By Colette Czarnecki

Minor slide activity was detected last week from a south branch of Wrangell’s Nov. 20 fatal landslide. This photo was taken one month after, on Dec. 20, 2023. (Colette Czarnecki/KSTK)

Minor slide activity was documented near Wrangell’s landslide site 11 miles south of town, but it’s nothing to be concerned about, Interim Borough Manager Mason Villarma said. He was scheduled to meet with the state Department of Transportation and State Emergency Operations Center last Friday.

“We’ll be following up with them, as well as the causation report,” he said. “It’s really critical to us, I understand that there may have been some additional slide, really minor activity as part of the slide branching off on the south side. We want to get confirmation of that and talk through that so we can make the public aware of it.”

He said the additional slide activity on the south side is nothing concerning but geological monitoring did detect it.

To help keep residents informed of slide activity in the area, the City and Borough of Wrangell plans to create a landslide assessment website. Villarma said that will take some time to set up because it’s a process.

“When it comes to public safety, we’re not concerned about the dollar amount. We’ll find a way,” Villarma said. “That’s just  who we are as a team, we’re going to deliver for the community of Wrangell with anything public safety related. It’s just the process and the nuances. We don’t want people to lose equity in their homes or not be able to get financing or refinance.”

He said that people generally know if they’re in a higher-risk area – such as living on the bottom of a mountain slope.

As for now, the city will use the data from the weather stations on the island to alert people.

In other local news, U.S. Senator Lisa Murkowski visited Wrangell just before the holidays and Villarma said her visit was informative.

“Senator Murkowski’s visit was awesome.
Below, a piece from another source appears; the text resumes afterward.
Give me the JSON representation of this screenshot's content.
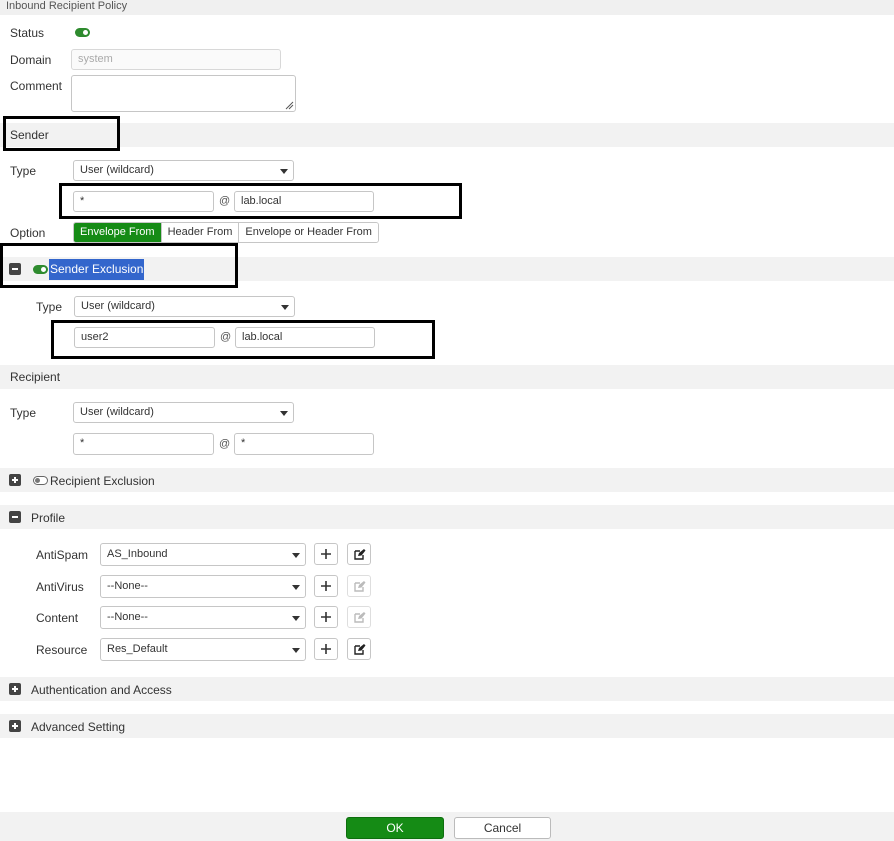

I really appreciate her making the trek down to Wrangell, actually up rather, from DC on her way home,” he said. “We had a good conversation around all our public safety related projects and investment into those.”
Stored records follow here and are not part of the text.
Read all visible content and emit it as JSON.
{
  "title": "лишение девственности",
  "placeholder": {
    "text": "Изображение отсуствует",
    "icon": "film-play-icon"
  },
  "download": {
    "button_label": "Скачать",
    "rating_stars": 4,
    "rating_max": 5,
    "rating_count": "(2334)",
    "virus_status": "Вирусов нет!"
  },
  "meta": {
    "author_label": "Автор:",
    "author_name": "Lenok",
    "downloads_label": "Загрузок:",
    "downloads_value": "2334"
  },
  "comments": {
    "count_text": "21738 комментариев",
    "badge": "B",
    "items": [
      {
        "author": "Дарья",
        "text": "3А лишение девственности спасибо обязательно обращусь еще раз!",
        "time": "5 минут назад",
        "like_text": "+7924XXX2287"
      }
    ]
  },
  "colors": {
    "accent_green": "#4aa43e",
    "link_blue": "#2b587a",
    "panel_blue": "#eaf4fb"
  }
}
On top of the public safety-related projects conversation, she also visited the landslide. Afterward, Murkowski met with search and rescue and first responders who searched for 15 days for six the people killed in the slide, including one who is still missing.
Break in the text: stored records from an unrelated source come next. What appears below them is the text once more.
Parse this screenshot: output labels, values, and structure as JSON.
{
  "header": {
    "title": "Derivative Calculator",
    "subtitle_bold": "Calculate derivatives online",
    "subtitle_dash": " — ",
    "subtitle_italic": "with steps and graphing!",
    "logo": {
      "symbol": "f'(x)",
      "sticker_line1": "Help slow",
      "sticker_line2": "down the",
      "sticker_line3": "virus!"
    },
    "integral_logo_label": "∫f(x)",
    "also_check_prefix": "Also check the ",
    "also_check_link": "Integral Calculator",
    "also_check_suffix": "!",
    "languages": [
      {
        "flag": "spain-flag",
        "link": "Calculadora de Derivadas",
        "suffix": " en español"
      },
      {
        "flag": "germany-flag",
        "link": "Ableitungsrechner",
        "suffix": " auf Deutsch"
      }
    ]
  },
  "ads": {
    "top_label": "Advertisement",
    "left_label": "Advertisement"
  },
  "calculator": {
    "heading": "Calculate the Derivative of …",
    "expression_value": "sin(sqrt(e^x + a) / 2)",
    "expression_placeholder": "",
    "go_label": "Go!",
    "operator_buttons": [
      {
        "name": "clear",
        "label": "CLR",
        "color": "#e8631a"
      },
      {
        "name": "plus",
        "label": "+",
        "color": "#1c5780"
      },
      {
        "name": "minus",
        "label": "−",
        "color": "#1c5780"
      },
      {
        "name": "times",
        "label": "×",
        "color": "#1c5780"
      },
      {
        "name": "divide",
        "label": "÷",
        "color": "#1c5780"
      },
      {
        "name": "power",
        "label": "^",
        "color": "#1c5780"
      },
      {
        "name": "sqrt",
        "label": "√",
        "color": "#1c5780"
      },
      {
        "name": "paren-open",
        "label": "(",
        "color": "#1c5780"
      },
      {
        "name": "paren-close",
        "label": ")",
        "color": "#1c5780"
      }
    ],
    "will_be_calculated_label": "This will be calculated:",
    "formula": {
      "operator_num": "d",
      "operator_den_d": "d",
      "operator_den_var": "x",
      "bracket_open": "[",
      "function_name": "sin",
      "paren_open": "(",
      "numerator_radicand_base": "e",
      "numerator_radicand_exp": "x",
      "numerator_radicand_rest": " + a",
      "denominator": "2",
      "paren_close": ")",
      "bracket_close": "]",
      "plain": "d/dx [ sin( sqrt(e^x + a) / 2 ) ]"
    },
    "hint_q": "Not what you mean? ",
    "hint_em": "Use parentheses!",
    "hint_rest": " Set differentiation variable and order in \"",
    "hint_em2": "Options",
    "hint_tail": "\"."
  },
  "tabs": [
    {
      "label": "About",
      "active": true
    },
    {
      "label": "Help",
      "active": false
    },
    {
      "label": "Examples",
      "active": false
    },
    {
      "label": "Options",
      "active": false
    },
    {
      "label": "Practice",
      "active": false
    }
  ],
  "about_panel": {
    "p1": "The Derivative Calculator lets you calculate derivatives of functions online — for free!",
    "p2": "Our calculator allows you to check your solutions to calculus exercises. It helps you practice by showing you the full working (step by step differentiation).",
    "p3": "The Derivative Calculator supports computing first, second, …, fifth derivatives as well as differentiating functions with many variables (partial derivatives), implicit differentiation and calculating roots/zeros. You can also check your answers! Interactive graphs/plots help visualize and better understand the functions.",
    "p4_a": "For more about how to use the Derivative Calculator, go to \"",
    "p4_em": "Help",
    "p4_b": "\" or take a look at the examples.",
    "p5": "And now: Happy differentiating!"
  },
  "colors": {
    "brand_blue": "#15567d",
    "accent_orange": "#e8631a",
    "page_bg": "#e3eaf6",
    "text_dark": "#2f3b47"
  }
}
She gave Wrangell officials tips about seeking congressional direct spending. 

Additionally, Wrangell could soon see infrastructure money coming in from the state – $5 million is listed in Governor Mike Dunleavy’s budget for Wrangell’s dams. If the Legislature approves the funding, Villarma says the money could help make the dams safer.

“Five million dollars doesn’t come to the city very easily,” Villarma said. “That will be used for restructuring those dams and reinforcing them so that they’re able to handle excess rainfall and other seismic activity.”

In other Wrangell municipal news, Villarma said there are other positive developments happening. 

The town’s old hospital might have an undisclosed buyer. Villarma said the city is not at liberty to discuss those details but he said it could be an opportunity for the community with the potential to expand housing and economic development.

Also, Trident Seafoods closed its operations in Petersburg, Ketchikan and Kodiak. Wrangell now has the last remaining Trident plant in Southeast Alaska.

Villarma said Wrangell is likely to see a lot of economic activities increase as a result.